Author
X Wu, G Chan, B Mukherjee, B Bhargava
Abstract
In a cellular network, if there are too many data users in a cell, data may suffer long delay, and system’s quality-of-service (QoS) will degrade. Some traditional schemes such as dynamic channel-allocation scheme
(DCA) will assign more channels to hot (or overloaded) cells through a central control system (CC), and the throughput increase will be upper bounded by the number of new chan-
nels assigned to the cell. In mobile-assisted data forwarding
(MADF), we add an ad-hoc overlay to the fixed cellular infrastructure and special channels–called forwarding channels– are used to connect mobile units in a hot cell and its surrounding cold cells without going through the hot cell’s base station.
Thus, mobile units in a hot cell can forward data to other cold cells to achieve load balancing.

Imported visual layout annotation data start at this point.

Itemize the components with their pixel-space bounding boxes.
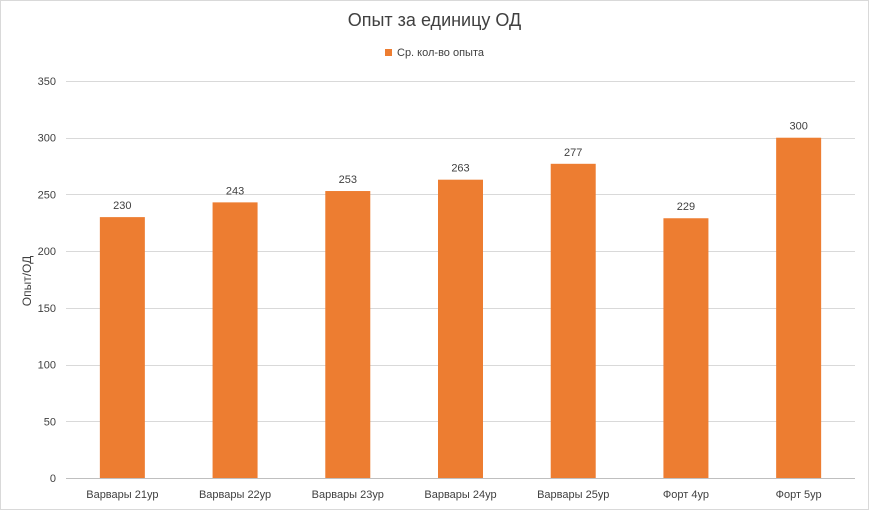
data-label: 229	[677, 201, 695, 213]
y-tick-label: 350	[38, 76, 56, 88]
y-tick-label: 0	[50, 473, 56, 485]
bar	[776, 137, 822, 478]
x-tick-label: Форт 4ур	[663, 489, 709, 501]
y-axis-title: Опыт/ОД	[20, 256, 34, 306]
bars	[99, 137, 822, 479]
x-tick-label: Варвары 25ур	[537, 489, 609, 501]
x-tick-label: Варвары 24ур	[424, 489, 496, 501]
data-labels: 230 243 253 263 277 229 300	[113, 121, 808, 214]
legend-label: Ср. кол-во опыта	[397, 47, 484, 59]
bar	[663, 218, 709, 478]
chart-title: Опыт за единицу ОД	[347, 10, 522, 30]
y-tick-label: 300	[38, 133, 56, 145]
bar	[212, 202, 258, 478]
bar	[550, 163, 596, 478]
x-tick-label: Варвары 22ур	[199, 489, 271, 501]
y-tick-label: 200	[38, 246, 56, 258]
y-tick-label: 250	[38, 189, 56, 201]
legend-swatch	[385, 49, 392, 56]
x-axis-ticks: Варвары 21ур Варвары 22ур Варвары 23ур Варв…	[86, 489, 821, 501]
x-tick-label: Форт 5ур	[776, 489, 822, 501]
data-label: 230	[113, 200, 131, 212]
bar	[438, 179, 483, 478]
data-label: 263	[451, 163, 469, 175]
y-tick-label: 50	[44, 416, 56, 428]
x-tick-label: Варвары 21ур	[86, 489, 158, 501]
bar	[99, 217, 145, 478]
data-label: 300	[789, 121, 807, 133]
data-label: 277	[564, 147, 582, 159]
y-axis-ticks: 0 50 100 150 200 250 300 350	[38, 76, 56, 485]
y-tick-label: 150	[38, 303, 56, 315]
bar	[325, 191, 371, 479]
data-label: 243	[226, 185, 244, 197]
data-label: 253	[339, 174, 357, 186]
legend: Ср. кол-во опыта	[0, 47, 869, 59]
y-tick-label: 100	[38, 360, 56, 372]
x-tick-label: Варвары 23ур	[312, 489, 384, 501]
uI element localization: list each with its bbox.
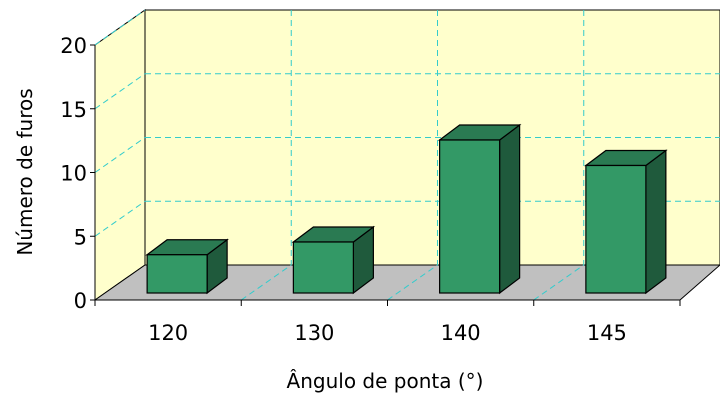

Most of the forwarding-channel management work in MADF is done by mobile units
themselves in order to relieve the load from the CC. The traffic increase in a certain cell will not be upper bounded by the number of forwarding channels. It can be more if the users
in hot cell are significantly far away from one another, and these users can use the same forwarding channels to forward data to different cold neighboring cells without interference. We find that, in a system using MADF, under a certain delay requirement, the throughput in a certain cell or for the whole network can be greatly improved.